“Then there was more heavy rifle firing, some of which seemed to come from houses. Reports that the Germans were not taking prisoners and the knowledge of what had happened in other Belgian towns made it seem probable that house firing was going on.
“At some barricades on the roads German troops and refugees arrived simultaneously, making a defense impossible. On the road to Brussels was an endless procession, fed as they went by inhabitants of the villages and countryside.
“At the cross roads there passed toward Mechlin a procession of artillery, cavalry and infantry, with dog mitrailleuses, fit but tired and dusty. Only the dogs of the mitrailleuses looked fresh now. Along the roadsides were refugees resting.
“Three men of the 9th Regiment had come from Aerschot, where the town was burning. They had lost their regiment and asked to be taken to Brussels. These men, of the famous shooting regiment which so distinguished itself at Liége, gave to us a very different idea of the shooting of Germans. They said the rifle shooting of the Germans was bad. Nearly all killed by the Germans were shot in the head or the upper part of the body. Their own officer was shot through the nose.
“In Brussels at 3 o’clock on Tuesday afternoon there was absolute quiet. A big crowd was before the Gare du Nord awaiting news, but there was no excitement. Belgian aeroplanes passed, flying toward the Mechlin and Louvain line. Firing was soon heard, but it was difficult to say from what direction. But the inhabitants of Brussels could not leave their city.”
ODDS TEN TO ONE NEAR AERSCHOT
Describing the fight at Louvain and Aerschot, where a handful of troops kept the Germans at bay while the main Belgian army reformed, the correspondent of the London Daily News writes:
“Dawn on Wednesday morning saw the Germans hotly attacking the trenches that had been filled up during the night with fresh men. Part of them were of the famous Liége field force that had decimated the Germans who approached the trenches before the Liége forts. They had begged to be sent back to Liége to meet the enemy there. This could not be done, but they had their opportunity now—a desperate one, it was true, for each of these men knew that he was marked down to be sacrificed if necessary in the interest of the general plan of defense.

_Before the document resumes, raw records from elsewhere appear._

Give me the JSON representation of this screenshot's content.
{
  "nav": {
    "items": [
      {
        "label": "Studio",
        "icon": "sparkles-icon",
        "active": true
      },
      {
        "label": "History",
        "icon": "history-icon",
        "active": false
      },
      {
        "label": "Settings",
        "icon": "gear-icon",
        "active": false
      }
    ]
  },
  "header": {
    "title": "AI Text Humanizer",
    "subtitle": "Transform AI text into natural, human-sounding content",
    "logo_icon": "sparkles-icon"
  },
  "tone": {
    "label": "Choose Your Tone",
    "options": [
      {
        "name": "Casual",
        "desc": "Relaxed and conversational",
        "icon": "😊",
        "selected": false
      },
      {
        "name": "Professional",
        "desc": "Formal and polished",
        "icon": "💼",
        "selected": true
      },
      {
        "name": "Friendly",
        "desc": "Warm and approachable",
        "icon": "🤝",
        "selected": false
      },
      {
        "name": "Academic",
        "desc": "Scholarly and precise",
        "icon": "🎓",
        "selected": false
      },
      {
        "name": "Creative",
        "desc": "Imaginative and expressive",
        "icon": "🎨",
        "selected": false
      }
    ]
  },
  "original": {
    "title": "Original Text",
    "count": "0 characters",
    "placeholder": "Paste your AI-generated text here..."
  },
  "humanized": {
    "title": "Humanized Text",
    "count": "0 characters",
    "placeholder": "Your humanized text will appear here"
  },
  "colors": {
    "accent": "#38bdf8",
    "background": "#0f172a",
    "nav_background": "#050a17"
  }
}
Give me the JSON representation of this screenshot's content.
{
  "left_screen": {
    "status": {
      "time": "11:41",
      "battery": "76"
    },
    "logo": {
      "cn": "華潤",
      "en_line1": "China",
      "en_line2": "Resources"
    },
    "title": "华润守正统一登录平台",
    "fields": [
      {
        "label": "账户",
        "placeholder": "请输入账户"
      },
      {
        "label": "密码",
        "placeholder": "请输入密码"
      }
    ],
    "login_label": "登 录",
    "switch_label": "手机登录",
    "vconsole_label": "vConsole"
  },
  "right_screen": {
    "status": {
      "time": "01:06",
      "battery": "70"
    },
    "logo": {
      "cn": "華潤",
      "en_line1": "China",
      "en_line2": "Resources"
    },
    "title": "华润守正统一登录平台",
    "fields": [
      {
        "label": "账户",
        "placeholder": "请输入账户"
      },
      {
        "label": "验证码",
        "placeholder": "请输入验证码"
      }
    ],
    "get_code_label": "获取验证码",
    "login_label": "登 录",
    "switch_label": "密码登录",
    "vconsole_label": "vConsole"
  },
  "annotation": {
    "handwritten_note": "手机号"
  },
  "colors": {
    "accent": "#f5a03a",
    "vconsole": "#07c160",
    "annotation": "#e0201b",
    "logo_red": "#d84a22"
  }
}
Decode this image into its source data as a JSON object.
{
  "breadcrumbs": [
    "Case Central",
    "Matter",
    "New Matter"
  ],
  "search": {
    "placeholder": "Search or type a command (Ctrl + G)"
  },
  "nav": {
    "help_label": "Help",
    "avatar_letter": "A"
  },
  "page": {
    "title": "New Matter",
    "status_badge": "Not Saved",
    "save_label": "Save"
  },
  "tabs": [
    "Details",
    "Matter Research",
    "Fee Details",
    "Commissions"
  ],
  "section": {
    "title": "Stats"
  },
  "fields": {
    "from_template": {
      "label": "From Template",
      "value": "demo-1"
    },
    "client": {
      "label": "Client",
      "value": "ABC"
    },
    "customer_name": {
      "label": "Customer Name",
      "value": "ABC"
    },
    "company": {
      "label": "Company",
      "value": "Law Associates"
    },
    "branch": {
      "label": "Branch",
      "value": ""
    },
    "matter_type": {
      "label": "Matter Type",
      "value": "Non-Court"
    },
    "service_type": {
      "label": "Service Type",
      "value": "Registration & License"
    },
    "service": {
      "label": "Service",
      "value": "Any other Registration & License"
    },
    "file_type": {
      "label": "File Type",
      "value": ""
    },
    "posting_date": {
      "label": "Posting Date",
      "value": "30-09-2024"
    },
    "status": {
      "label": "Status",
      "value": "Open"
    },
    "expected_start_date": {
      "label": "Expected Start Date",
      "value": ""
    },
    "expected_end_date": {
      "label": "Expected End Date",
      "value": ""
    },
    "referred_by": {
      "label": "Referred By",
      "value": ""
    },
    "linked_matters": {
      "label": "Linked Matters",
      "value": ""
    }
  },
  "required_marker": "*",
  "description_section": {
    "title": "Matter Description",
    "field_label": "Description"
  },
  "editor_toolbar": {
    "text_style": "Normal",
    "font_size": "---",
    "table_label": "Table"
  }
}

“Two German aeroplanes flying audaciously low swept over the trenches to see how they were held. Then almost immediately afterward the German artillery got the range of the trenches and commenced bursting shrapnel over them. The infantry machine guns were quickly at work, and the little band of defenders settled down to keep the enemy’s masses of troops at bay as long as possible.
“By 6 o’clock the attack was general along the whole line, but particularly violent in front of Aerschot, a pitiless, determined onslaught in which the German commanders showed the same disregard for the loss of their men as elsewhere.